Mason died at 6 p.m. at Mount Sinai Hospital in Manhattan. His death was confirmed by longtime friend and entertainment lawyer Raoul Felder, AP reported.

His memory was honored by celebrities of all stripes. Jason Alexander of “Seinfeld” fame tweeted, “I took my folks to see Jackie Mason on Broadway twice. I have never seen them laugh harder. A comic from a different time but one of the best.”

Mason was born Jacob Maza in Sheboygan, Wis., on June 9, 1928. His family moved to Manhattan when he was 5 years old. He came from a family of rabbis.

“Not only his father but his grandfather, great-grandfather and great-great-grandfathers had all been rabbis. His three older brothers became rabbis, and his two younger sisters married rabbis,” The New York Times reported in its obituary.

“It was unheard-of to think of anything else,” Mason once said. “But I knew, from the time I’m 12, I had to plot to get out of this, because this is not my calling.”

He eventually settled on comedy.

“I don’t think people who feel comfortable or happy are motivated to become comedians. You’re searching for something and you’re willing to pay a high price to get that attention,” he told AP in 1987.

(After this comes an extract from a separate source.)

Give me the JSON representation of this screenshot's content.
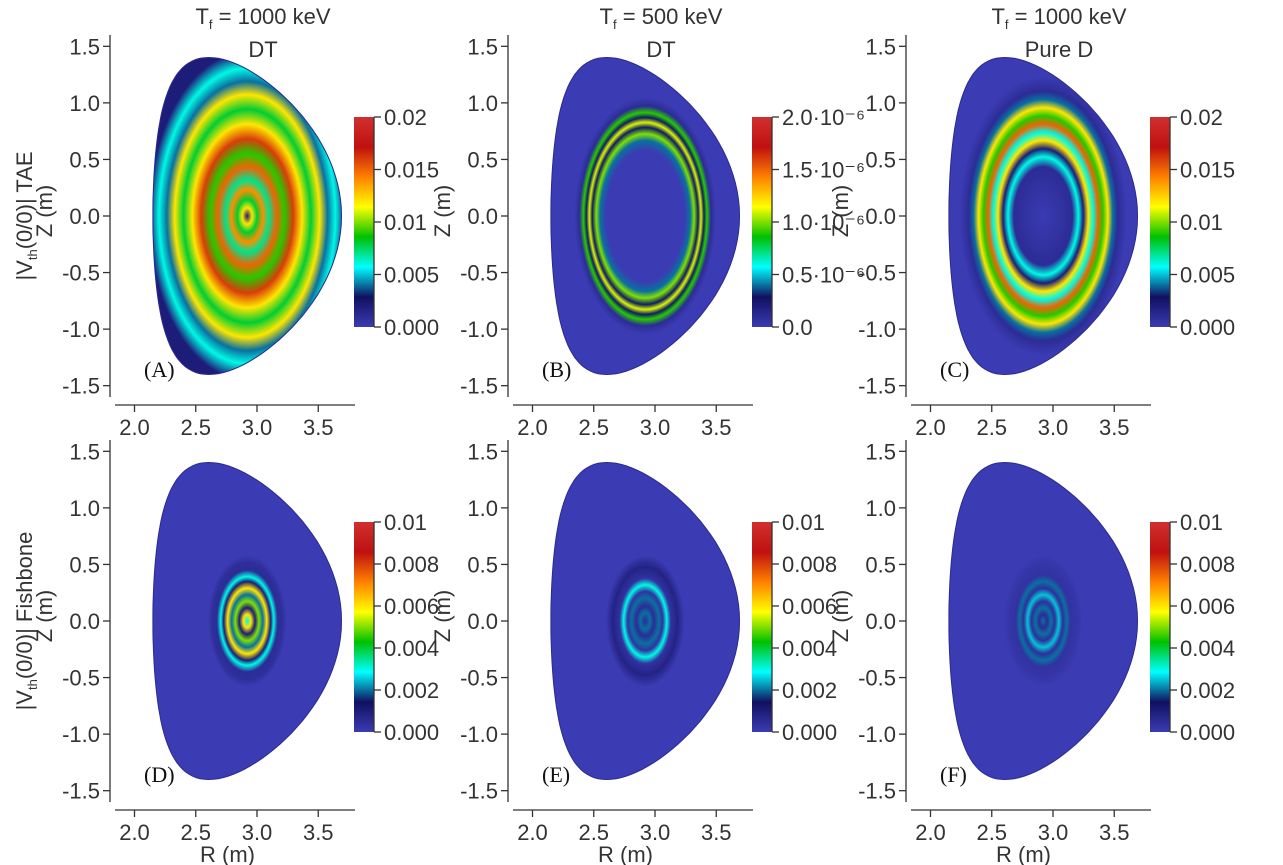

Mason started his show business career working summers in the Catskill Mountains in Upstate New York, known as the “Borscht Belt” for its summer resorts that catered to Jewish families starting in the 1920s.

He began to pursue his career in earnest after his father died in 1959. In 1961, he got his first big break, an appearance on “The Steve Allen Show.”

However, disaster struck his career in 1964 on “The Ed Sullivan Show” when he held up his fingers to the audience in annoyance after Sullivan held up two fingers indicating the number of minutes he had left to wrap up his act. Sullivan was convinced Mason was giving the audience the finger. It caused his career to nosedive.

In the 1980s, Mason made a comeback with the help of his producer Jyll Rosenfeld, who became his wife in 1991. She convinced him to turn his act into a one-man show on Broadway.

“That show, ‘The World According to Me!’ opened on Broadway in December 1986 and ran for two years. It earned Mason a special Tony Award in 1987, as well as an Emmy for writing when HBO aired an abridged version in 1988,” the Times reported.

Mason said in 1988 of his comeback, “They see me as today’s comedian. Thank God, I stunk for such a long time and was invisible, so I could be discovered.”

Mason is survived by his wife Jyll Rosenfeld, and daughter, actress and comedian Sheba Mason.